This is another follow-up to the “Integrating influenza antigenic dynamics…” paper and is in part a response to the impressive new paper by Koel et al., where the authors use reverse genetics to identify 7 sites that appear to be responsible for the majority of antigenic evolution seen in influenza A/H3N2 from 1968 to 2003. In the “Integrating influenza antigenic dynamics…” paper I calculated the correlation between amino acid changes in the 330 sites of the HA1 region of the hemagglutinin protein. The HA1 region of the hemagglutinin protein lies on the surface of the virus particle, making it a target for the humoral immune response. Here, we see that mutations to the HA1 region correlate with antigenic distance between pairs of A/H3N2 viruses separated by at most 10 years, with a coefficient of determination of R^2 = 0.52 and an absolute predictive error of 1.61 antigenic units.

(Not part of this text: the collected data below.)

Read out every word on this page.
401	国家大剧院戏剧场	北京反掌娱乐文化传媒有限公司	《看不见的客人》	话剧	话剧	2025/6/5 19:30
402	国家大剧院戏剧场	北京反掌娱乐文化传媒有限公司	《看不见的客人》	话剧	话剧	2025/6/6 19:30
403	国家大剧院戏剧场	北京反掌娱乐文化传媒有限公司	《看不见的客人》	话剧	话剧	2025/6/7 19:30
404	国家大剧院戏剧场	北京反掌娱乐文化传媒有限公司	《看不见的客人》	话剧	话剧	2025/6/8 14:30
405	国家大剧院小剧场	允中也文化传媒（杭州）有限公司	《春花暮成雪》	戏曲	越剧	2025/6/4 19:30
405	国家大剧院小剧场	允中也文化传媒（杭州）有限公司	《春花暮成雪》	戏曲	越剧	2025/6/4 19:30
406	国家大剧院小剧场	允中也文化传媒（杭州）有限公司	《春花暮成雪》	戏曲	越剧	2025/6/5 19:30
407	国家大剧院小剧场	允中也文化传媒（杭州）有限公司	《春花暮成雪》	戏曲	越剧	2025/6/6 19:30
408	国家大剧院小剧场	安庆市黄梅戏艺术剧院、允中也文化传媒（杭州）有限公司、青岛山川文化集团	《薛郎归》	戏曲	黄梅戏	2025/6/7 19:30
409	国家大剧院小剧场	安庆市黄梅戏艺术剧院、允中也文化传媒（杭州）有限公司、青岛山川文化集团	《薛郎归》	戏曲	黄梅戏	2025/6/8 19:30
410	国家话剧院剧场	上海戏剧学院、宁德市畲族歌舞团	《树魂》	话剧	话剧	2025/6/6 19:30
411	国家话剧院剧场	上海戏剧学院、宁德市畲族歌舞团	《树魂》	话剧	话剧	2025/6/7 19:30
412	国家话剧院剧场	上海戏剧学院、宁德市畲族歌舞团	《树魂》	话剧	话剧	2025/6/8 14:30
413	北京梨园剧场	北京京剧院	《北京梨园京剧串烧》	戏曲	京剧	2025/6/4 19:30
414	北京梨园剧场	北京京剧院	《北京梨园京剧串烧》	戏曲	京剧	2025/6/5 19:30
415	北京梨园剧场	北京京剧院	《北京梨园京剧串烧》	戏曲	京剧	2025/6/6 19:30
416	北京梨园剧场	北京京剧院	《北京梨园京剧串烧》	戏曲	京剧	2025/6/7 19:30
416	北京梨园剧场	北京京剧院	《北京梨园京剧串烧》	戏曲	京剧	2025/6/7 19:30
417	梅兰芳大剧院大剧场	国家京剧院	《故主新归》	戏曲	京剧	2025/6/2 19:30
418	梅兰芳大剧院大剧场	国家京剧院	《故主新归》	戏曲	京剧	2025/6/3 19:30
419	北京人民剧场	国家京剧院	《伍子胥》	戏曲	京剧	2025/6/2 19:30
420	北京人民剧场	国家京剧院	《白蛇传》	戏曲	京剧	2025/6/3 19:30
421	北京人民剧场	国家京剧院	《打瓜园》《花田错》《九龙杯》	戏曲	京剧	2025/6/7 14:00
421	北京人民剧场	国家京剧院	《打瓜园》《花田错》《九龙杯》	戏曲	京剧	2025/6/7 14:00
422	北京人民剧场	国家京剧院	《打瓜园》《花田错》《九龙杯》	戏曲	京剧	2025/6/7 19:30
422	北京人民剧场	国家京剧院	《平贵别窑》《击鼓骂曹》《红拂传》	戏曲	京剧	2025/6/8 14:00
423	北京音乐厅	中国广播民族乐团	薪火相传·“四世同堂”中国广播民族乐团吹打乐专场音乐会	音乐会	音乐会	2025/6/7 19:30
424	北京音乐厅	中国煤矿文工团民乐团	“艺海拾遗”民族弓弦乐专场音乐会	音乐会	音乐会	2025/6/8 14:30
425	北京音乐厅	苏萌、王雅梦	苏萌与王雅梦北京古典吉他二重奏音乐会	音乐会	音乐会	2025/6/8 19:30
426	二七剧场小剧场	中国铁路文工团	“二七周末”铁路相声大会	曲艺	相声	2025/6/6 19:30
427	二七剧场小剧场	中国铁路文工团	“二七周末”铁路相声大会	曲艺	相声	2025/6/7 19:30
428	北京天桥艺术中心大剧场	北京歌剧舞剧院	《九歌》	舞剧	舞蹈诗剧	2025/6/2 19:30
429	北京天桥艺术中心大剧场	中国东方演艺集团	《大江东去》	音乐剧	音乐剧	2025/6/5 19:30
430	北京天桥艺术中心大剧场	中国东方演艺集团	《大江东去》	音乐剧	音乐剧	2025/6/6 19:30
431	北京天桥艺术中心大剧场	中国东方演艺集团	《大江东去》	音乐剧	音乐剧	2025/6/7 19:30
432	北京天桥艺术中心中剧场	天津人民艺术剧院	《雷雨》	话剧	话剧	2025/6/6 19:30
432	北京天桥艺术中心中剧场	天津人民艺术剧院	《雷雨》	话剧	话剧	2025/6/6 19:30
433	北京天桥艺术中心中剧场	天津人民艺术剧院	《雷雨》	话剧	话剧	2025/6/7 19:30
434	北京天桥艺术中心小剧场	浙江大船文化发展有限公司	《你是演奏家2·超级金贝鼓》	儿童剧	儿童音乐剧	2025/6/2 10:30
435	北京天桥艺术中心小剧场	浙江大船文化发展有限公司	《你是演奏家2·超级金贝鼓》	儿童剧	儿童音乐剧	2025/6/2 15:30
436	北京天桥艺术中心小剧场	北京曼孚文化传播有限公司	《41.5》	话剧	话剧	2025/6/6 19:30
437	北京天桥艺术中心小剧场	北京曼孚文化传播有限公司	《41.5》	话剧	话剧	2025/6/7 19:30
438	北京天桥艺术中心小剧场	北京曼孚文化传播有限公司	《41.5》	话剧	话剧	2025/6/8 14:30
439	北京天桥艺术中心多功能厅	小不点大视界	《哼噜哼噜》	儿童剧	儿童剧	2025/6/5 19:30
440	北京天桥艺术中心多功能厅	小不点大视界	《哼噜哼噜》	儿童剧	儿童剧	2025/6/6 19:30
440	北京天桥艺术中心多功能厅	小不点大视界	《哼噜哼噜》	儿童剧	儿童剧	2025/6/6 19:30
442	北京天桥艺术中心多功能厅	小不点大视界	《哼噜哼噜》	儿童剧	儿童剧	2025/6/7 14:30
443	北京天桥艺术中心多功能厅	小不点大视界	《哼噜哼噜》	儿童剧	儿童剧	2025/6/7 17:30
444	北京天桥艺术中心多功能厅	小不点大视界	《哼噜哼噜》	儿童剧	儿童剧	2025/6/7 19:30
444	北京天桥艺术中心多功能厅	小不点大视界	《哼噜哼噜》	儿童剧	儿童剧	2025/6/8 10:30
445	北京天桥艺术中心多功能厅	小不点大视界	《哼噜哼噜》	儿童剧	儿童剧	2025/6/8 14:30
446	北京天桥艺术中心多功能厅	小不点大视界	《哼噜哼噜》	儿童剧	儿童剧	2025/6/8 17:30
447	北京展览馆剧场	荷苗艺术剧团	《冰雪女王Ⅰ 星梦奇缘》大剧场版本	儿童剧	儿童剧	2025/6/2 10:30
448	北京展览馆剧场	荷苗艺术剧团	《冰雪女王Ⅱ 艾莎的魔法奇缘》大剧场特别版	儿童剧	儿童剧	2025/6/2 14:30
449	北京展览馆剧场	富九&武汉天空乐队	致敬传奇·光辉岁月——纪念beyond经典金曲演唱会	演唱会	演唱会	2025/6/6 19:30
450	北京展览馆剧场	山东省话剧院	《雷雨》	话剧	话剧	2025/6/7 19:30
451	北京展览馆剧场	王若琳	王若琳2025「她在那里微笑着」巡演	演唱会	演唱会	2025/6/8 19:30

Early work by Wiley et al. identified sites within HA1 that are the main targets for specific antibodies. Muñoz and Deem provide an easy to incorporate list of these sites, yielding 129 sites for analysis. Here, I looked at the correlation between substitutions at these sites and antigenic distance, finding a slightly stronger correlation than with just HA1, with R^2 = 0.56 and a predictive error of 1.50 antigenic units. So we see that these 129 sites provide a stronger predictor than HA1 as whole. These sites have previously been shown to be undergo more rapid adaptive evolution than other sites on HA1 (Wolf et al.).

The new paper by Koel et al. suggests that just 7 sites contribute to the majority of antigenic change in A/H3N2. Here, I show the correlation between substitutions at just these 7 sites and antigenic distance, yielding approximately the same strength of correlation with R^2 = 0.55 and an absolute predictive error of 1.51 antigenic units. Each substitution at one of these sites results, on average, on 1.11 units of antigenic change. There are almost certainly antigenic differences attributable to sites beyond these 7, but it’s still impressive how well these few sites work to predict antigenic distance relative to the full complement of HA1 sites.